If you examine the "name fighters" on Dempsey's resume as he rose the ranks you see that all but Fulton were on losing streaks. After the John Lester Johnson fight, and the change in management, his opponents were very carefully picked… which is management's job. Still, it doesn't flatter him when this list of opponents is examined. It can be argued quite convincingly that best live body he fought before Tunney was Fulton.
Harry Wills. His 1914 victory over Sam Langford alone trumps any of Dempseys wins. Dempsey turned down a fight with Sam in 1917.

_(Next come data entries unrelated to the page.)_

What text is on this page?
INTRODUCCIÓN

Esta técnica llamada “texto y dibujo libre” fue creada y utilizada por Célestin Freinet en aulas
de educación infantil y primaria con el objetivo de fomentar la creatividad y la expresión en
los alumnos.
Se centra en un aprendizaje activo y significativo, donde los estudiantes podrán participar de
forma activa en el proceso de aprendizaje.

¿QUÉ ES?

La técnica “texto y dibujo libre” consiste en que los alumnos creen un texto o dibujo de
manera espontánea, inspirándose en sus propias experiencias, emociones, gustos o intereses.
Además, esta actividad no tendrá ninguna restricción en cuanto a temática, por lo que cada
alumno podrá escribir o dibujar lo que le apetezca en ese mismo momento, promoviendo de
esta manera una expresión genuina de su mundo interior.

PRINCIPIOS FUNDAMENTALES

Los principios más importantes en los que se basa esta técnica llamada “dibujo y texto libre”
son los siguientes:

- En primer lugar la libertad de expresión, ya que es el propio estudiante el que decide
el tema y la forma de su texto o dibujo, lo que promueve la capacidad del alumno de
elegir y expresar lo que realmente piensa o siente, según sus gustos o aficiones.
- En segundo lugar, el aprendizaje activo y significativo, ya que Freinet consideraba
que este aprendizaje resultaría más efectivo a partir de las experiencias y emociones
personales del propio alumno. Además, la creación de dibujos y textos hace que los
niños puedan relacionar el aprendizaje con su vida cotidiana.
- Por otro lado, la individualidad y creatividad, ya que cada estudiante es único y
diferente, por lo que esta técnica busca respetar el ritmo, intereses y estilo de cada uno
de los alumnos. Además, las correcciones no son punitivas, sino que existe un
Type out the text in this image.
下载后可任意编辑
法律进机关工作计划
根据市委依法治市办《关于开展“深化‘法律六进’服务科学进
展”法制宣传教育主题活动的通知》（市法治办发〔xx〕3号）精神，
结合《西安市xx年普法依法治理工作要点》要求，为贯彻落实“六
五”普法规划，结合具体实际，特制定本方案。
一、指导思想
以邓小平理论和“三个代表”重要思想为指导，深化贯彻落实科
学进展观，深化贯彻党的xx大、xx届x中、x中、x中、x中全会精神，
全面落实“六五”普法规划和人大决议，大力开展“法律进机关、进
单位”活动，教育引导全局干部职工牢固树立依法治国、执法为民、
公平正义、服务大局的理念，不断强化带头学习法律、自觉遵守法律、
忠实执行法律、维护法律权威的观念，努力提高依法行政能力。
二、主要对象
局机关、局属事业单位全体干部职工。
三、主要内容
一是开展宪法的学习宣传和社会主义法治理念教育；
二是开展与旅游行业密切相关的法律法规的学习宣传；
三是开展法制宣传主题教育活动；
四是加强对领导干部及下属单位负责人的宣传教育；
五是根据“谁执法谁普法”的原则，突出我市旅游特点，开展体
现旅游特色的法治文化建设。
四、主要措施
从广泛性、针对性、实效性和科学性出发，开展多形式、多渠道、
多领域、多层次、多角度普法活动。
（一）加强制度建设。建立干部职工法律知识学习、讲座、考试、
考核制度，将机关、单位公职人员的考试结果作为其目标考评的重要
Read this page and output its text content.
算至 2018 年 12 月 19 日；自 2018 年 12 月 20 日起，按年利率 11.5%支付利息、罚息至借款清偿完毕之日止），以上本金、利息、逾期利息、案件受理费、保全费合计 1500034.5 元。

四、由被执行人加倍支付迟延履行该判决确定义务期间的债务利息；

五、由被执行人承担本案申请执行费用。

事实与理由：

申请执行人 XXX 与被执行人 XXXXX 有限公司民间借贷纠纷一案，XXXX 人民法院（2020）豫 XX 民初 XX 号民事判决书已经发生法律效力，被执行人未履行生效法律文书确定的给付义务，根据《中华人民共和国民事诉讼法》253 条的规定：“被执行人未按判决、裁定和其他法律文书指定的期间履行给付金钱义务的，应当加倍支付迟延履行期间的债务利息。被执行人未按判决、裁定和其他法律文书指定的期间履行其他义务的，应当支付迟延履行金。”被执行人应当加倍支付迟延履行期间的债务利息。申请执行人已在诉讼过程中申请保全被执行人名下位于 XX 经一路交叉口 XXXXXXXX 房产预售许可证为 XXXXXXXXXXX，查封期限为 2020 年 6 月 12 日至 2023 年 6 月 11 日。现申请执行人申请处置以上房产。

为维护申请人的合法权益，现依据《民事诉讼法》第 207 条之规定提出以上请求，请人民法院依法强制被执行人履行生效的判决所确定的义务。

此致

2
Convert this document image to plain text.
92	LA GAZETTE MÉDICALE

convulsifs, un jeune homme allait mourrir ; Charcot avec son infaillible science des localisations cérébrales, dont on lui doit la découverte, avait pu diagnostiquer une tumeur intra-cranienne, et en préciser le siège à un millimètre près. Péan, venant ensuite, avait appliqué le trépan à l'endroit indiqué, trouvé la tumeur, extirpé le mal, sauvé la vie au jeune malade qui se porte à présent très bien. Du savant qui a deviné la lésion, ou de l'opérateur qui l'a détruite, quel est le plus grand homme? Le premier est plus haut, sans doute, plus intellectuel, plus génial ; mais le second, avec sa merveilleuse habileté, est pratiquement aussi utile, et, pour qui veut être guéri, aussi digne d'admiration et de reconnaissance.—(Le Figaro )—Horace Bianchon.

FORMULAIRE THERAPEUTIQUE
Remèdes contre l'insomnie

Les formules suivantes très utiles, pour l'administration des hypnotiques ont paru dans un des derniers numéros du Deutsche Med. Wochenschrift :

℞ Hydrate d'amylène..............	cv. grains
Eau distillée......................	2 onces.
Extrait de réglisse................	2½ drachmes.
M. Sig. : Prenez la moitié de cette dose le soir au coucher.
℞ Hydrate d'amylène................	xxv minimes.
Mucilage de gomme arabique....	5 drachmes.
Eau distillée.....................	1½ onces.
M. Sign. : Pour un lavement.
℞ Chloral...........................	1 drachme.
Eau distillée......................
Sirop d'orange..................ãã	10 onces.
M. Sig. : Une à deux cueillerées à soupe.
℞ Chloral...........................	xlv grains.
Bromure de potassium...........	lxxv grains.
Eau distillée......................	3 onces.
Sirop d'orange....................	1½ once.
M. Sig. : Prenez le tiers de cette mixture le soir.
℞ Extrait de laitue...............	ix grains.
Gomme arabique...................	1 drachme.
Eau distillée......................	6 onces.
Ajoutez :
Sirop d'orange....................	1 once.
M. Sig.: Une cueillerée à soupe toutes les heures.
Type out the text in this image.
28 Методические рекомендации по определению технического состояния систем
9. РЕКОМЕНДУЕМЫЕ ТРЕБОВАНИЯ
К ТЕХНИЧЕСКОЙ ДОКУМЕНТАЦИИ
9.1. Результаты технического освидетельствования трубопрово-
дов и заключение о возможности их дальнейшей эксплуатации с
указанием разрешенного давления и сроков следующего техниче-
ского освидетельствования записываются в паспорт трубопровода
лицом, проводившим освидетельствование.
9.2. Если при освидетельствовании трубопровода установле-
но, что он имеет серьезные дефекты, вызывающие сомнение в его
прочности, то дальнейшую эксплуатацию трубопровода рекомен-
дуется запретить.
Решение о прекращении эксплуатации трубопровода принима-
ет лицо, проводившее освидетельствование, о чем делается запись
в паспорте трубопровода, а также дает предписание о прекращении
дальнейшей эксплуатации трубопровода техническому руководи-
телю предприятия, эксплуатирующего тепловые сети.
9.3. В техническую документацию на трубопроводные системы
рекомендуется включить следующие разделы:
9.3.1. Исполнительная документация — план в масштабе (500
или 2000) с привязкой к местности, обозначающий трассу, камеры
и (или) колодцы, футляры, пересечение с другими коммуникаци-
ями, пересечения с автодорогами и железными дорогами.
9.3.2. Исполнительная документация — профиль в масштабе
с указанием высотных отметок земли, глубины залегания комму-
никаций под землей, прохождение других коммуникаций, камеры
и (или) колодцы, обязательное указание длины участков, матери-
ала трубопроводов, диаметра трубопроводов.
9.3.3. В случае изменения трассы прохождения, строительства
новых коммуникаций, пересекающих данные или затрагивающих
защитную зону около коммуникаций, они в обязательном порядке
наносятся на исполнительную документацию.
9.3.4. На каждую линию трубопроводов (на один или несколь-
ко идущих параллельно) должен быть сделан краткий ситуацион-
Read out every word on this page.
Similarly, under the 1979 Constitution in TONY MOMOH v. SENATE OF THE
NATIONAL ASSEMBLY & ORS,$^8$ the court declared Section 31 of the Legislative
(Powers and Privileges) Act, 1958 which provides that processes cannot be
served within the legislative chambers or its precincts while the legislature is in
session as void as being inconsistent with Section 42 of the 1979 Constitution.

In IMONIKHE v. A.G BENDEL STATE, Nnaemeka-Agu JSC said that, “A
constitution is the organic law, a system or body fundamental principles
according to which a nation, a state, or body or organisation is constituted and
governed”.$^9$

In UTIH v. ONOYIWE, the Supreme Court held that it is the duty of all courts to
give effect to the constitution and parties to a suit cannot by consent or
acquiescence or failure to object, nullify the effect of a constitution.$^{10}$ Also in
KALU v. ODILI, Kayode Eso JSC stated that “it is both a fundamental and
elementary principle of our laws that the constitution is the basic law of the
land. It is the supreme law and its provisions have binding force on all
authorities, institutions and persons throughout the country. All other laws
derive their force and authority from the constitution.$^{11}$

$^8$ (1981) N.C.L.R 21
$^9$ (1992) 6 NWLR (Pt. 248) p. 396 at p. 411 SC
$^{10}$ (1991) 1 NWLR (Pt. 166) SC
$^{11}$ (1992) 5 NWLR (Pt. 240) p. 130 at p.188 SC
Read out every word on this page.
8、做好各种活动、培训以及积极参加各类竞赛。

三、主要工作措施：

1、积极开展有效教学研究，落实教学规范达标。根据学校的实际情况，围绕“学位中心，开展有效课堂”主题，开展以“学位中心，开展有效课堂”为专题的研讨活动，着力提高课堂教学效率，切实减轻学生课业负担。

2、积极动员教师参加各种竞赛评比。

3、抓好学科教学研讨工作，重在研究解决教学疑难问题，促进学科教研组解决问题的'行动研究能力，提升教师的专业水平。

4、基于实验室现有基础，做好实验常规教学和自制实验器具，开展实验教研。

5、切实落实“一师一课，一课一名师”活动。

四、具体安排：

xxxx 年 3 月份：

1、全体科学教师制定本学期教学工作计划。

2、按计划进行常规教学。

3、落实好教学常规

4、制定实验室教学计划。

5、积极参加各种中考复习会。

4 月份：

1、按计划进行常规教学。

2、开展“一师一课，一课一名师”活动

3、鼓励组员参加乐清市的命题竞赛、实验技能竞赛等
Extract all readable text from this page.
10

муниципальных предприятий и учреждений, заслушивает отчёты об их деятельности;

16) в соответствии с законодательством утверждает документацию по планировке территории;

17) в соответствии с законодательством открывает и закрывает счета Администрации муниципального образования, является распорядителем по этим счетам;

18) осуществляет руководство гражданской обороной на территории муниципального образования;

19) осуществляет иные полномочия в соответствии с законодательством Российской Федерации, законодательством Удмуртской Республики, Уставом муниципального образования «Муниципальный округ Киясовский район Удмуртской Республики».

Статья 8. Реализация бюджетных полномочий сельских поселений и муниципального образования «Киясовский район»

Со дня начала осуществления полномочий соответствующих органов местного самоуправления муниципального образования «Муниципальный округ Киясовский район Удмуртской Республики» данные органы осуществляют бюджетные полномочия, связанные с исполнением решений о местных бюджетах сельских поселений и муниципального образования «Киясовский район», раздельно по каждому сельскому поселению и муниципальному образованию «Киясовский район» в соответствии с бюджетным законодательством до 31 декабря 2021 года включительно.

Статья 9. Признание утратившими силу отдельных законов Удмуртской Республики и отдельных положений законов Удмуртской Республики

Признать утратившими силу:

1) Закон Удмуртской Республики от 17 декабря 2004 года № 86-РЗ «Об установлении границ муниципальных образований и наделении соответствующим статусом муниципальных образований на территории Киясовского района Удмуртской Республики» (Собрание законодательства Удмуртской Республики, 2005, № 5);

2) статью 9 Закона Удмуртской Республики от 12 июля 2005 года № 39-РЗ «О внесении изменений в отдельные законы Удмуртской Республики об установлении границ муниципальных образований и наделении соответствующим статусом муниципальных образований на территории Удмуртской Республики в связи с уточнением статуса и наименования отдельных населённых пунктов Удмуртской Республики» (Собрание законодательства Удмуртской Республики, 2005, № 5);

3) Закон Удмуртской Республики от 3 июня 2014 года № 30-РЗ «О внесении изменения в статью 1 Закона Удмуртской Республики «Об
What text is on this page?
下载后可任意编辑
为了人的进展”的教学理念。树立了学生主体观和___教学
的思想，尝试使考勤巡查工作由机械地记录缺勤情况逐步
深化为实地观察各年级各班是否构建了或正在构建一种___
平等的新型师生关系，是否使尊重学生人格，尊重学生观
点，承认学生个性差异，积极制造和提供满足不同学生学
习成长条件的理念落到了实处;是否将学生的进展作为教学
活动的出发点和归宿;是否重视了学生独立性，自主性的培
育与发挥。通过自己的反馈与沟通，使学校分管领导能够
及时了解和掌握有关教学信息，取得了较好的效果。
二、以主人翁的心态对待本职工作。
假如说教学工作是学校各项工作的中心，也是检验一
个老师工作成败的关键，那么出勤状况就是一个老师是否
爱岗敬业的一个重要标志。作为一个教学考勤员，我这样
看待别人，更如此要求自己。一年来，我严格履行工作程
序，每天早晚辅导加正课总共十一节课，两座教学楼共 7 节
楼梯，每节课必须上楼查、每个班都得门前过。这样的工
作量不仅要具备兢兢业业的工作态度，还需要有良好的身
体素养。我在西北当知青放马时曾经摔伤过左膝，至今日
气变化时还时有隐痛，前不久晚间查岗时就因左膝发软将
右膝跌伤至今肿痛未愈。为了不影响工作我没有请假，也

Greb. It's silly to dismiss him because he was beaten past-prime by Tunney after chasing Dempsey for eight years. Greb utterly thrashed Gibbons in a title eliminator. Dempsey fights Gibbons. Greb beats Miske. Dempsey fights Miske. Greb utterly thrashes Brennan...four times. Greb wants Dempsey. Dempsey fights Brennan. Greb utterly thrashes Battling Levinsky. Greb wants Dempsey. Dempsey fights Levinsky. But because Dempsey "beat the Tunney that beat Greb" it somehow doesn't matter that he ducked two, not one, but two men for his entire reign and they happen to be the men that it was PROVEN would have given him the toughest time. It's an embarrassment. That, above, is a total embarrassment. Imagine Muhammad Ali ducked his #1 contender for his entire reign and then repeatedly fought the wash-ups of his #2 contender??? The rope that Dempsey gets on this forum is absolutely incredible.
You could go further and say that the only one whose legacy suffered was the prospective winner. It's interesting for me. I have Wills and Dempsey both outside the top ten but inside the top fifteen. For me, if one or the other had sorted that out - say Dempsey SD15 Dempsey KO9 - would he become a legacy #3, all other things being equal? Also, I would suggest that boxing's failure to deliver that fight was equalled only very recently by the failure to materialise Pacquiao-Mayweather, and that before it, only Sullivan-Jackson comes close in gloved history.
Out of curiosity, were there ever discussions for a Greb-Wills fight? Seems weird at first glance that two guys with a storied history of fighting everyone (and winning most of the time) would be chasing after the same fighter for years without their own paths crossing, even taking the size disparity into account.
Tunney tried to get Wills to fight but Wills declined probably correct in siting that he had been ducked for the #1 prize for so long, why would he settle for #2 As for Greb, I don't recall reading such a thing. Kompton would know best.
I don't think either guy was on the others radar. Greb has nothing to gain by fighting a guy who is 8 or 9 inches taller and 50 pounds heavier and Wills has everything to lose by looking foolish against a middleweight. But that's the advantage of being a contender and not champion is that you can't argue who's ducking who. It's why the Pac-Mayweather debate was so polarizing.
I think Rickards plan was just to keep matching Wills against the top white contenders, until one of them inevitably beat him. Wills was no fool, and he saw through this.